Chapitre 13: Episode sous-marin

 

L’eau se mit à l’entraîner de plus en plus vite entre les parois nacrées, comme si ce cauchemar allait bientôt se terminer. Encore un dernier virage, et Clémence émergea enfin de ce maudit tunnel. Elle atterrit sur Elaïjah. Elle se releva sur le sol sableux d’une grotte hors d’eau, le regarda droit dans les yeux.  Ses joues restaient bizarrement gonflées, et soudain, elle cracha sur le beau visage de son ancêtre, toute l’eau ou presque qu’elle avait gardée précieusement dans sa bouche. Elle lui avait volontairement réservé cet extra.

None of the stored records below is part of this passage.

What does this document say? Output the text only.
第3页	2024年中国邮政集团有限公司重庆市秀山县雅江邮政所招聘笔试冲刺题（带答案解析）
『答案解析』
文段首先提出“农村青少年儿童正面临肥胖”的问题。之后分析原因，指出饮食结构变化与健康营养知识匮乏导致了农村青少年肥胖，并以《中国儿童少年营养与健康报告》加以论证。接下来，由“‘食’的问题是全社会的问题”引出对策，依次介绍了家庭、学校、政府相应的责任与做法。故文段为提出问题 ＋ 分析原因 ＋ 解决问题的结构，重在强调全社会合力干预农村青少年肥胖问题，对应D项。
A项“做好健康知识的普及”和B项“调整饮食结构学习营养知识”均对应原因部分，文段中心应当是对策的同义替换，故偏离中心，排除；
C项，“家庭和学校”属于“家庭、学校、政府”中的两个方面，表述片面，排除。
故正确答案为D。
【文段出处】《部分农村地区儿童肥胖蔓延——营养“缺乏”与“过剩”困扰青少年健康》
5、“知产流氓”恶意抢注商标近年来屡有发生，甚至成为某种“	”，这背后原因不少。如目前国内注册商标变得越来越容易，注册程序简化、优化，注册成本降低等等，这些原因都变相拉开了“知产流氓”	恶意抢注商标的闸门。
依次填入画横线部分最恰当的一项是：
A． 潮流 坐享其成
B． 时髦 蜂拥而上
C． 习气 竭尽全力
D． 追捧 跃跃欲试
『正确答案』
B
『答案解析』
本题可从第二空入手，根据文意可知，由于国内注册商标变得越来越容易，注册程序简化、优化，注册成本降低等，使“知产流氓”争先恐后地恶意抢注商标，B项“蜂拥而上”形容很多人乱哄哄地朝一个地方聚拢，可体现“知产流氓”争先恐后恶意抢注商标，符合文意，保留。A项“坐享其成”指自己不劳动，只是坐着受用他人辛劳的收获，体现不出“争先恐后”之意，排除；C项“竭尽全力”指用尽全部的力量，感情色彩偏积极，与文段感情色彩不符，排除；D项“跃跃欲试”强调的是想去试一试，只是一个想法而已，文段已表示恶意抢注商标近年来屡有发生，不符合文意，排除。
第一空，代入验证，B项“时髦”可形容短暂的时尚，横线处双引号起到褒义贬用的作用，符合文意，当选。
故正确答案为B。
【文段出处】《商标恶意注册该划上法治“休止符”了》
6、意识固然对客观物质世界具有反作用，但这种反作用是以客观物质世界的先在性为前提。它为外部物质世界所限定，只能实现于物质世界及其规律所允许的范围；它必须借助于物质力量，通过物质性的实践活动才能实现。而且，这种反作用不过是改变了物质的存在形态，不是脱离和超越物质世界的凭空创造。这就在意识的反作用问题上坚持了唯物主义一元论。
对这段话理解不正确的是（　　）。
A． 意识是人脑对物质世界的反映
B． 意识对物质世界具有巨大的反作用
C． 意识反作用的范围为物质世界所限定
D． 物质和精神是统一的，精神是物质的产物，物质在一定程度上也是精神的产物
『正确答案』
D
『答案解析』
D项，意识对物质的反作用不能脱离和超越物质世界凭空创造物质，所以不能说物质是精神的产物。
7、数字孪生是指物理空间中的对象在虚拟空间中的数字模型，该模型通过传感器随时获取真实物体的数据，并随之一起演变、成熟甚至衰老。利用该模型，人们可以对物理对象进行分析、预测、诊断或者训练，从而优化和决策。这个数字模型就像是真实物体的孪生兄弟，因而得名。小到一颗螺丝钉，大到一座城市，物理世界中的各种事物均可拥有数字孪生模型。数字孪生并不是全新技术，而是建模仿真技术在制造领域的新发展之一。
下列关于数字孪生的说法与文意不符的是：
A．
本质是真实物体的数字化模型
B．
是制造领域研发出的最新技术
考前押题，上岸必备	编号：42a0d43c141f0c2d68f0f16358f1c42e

Ce dernier, le visage ruisselant, s’excusa auprès de la jeune fille énervée, mais elle lui relança son ultime filet d’eau, avant de lui dire, d’un ton calme et doux : « J’accepterai tes excuses, grand-père, quand tu m’auras dit où sont les monstres ? – Je suis là, sœurette ! Tu m’as manquée, tu sais. »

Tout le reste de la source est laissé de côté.